Ok, muchas gracias pandacba, mañana por la mañana a primera hora lo pruebo, tengo diodos 1N4004. y te digo como ha ido


----------



## locosxlamoto (Abr 29, 2011)

Funciona !!! Muchisimas gracias por tu aporte, efectivamente si lo dejo todo en paralelo , R y diodoLED no funciona, pero al poner directamente el relé con el diodo funciona, así que seguidamente he conectado la electroválvula que comanda el relé. Ahora ya sale agua cuando ponemos las manos bajo el grifo...... Gracias de nuevo. Saludos.
PD: Curiosamente solo me funciona con fuente de 5V ( utilizo un cargador de telefono movil, 5,2V-350mA ), con alimentación de 7V -350mA, no funciona ( el rele se volvia loco) pese a indicaciones de que el circuito funciona desde los 5 a los 9V, sabes por qué? es por el cargador del movil, la I?

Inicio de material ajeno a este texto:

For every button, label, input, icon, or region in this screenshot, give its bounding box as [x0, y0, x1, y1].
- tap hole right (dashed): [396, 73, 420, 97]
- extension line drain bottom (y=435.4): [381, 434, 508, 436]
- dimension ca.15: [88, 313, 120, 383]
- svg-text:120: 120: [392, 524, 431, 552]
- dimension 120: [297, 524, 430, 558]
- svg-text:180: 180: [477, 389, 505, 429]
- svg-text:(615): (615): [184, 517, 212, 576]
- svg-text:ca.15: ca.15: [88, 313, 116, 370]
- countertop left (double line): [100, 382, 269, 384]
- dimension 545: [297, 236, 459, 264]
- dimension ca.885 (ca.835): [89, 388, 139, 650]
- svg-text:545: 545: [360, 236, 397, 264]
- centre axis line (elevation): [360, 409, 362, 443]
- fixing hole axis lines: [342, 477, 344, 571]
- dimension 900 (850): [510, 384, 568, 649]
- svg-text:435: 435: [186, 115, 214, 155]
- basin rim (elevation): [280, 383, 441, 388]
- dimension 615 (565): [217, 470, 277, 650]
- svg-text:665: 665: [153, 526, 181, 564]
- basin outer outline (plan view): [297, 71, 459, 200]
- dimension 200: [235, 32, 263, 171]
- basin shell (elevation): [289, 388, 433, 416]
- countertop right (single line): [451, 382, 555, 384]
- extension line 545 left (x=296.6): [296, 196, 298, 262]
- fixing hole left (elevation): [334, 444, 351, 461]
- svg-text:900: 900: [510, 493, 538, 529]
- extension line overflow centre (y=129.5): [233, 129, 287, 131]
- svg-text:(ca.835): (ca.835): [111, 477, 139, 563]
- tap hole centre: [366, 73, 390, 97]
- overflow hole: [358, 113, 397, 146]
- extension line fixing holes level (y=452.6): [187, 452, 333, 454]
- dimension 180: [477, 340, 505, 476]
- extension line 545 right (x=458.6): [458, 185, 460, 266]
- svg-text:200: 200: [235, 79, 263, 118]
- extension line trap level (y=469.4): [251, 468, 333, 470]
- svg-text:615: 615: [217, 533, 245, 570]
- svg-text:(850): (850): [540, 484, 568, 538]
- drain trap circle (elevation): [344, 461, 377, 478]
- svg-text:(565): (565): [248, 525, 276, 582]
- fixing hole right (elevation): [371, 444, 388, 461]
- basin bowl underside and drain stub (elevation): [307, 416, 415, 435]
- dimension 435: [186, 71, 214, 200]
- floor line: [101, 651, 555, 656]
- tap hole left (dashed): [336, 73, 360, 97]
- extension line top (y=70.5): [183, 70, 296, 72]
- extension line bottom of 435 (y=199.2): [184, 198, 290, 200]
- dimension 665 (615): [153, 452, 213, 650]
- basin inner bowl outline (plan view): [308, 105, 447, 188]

Otra cosa, ahora he perdido la opcion de saber cuando funciona el sensor de presencia, es decir, ya no avisa el led apagándose, si no el rele que se desactiva y aprovecho para abrir la electroválvula. No se si es la mejor opcion pese a que funciona, ya que sin presencia de nada el relé esta activado (consumiendo), la presencia de algo es lo que desactiva el relé. Debería estar esta parte del relé en la pata del emisor con tierra para obtener el efecto contrario? Gracias de nuevo por tu experiencia


----------



## Scooter (Abr 29, 2011)

Pues depende. ¿Si se va la corriente, como quieres que se quede?


----------



## locosxlamoto (Abr 30, 2011)

Al activar la corriente el relé se activa, claro, si se va, activara la electrovalvula, pero si se va tambien la alterna el agua no saldra, el problema vendria si se va la continua, el relé queda en posicion de activar la alterna; se abriria la electrovalvula,

Ese fue el motivo de utilizar el optoacoplador, que , segun el esquema arriba enviado, solo activa el relé en el caso de no recibir señal del LED.

Si acaso probare el optodarlington a ver si funciona para que al encender todo, no active el rele hasta la deteccion de presencia, si no , no se me ocurre alternativa. Pensaba en poner el LED y su resistencia en el lado del emisor ( recordando el famoso circuito LDR deteccion de luz o oscuridad ) pero como mis conocimientos de electonica son limitados, no se si funcionara, menos mal que los componentes son baratos ( escepto el fotoreceptor ) y si fundimos algun transistor, tenemos repuesto...... 

Si pongo el relé //1N4007  en la pata del emisor conseguiré lo comentado? Gracias


----------



## Scooter (Abr 30, 2011)

Depende, igual se rompe solo la fuente de tu circuito. Tienes que pensar la condición mas segura para dejar de funcionar.
Si quieres un led ponlo sencillamente en serie con el del optoacoplador, reduces la resistencia limitadora y ya está.
Sigo sin entender para que quieres un optoacoplador y un relé, el optoacoplador sobra claramente.


----------



## locosxlamoto (Abr 30, 2011)

Lo del opto




era solo para activar la salida ( al rele ) solo en el caso de no detectar presencia ( es decir, led apagado ).

del fichero encontrado "_La tensión de la fuente de la izquierda y la resistencia en serie establecen una corriente en el LED emisor cuando se cierra el interruptor S1. Si dicha corriente proporciona un nivel de luz adecuado, al incidir sobre el fototransistor lo saturará, generando una corriente en R2. De este modo la tensión de salida será igual a cero con S1 cerrado y a V2 con S1 abierto."_
La solucion que funciona, poner directamente el rele, implica que el rele siempre esta activado (consumo ) hasta que el led apagado (presencia ), lo desactiva.

Queria tan solo implementar la opcion de que todo este apagado ( rele ) en situacion de reposo ( no presencia )


----------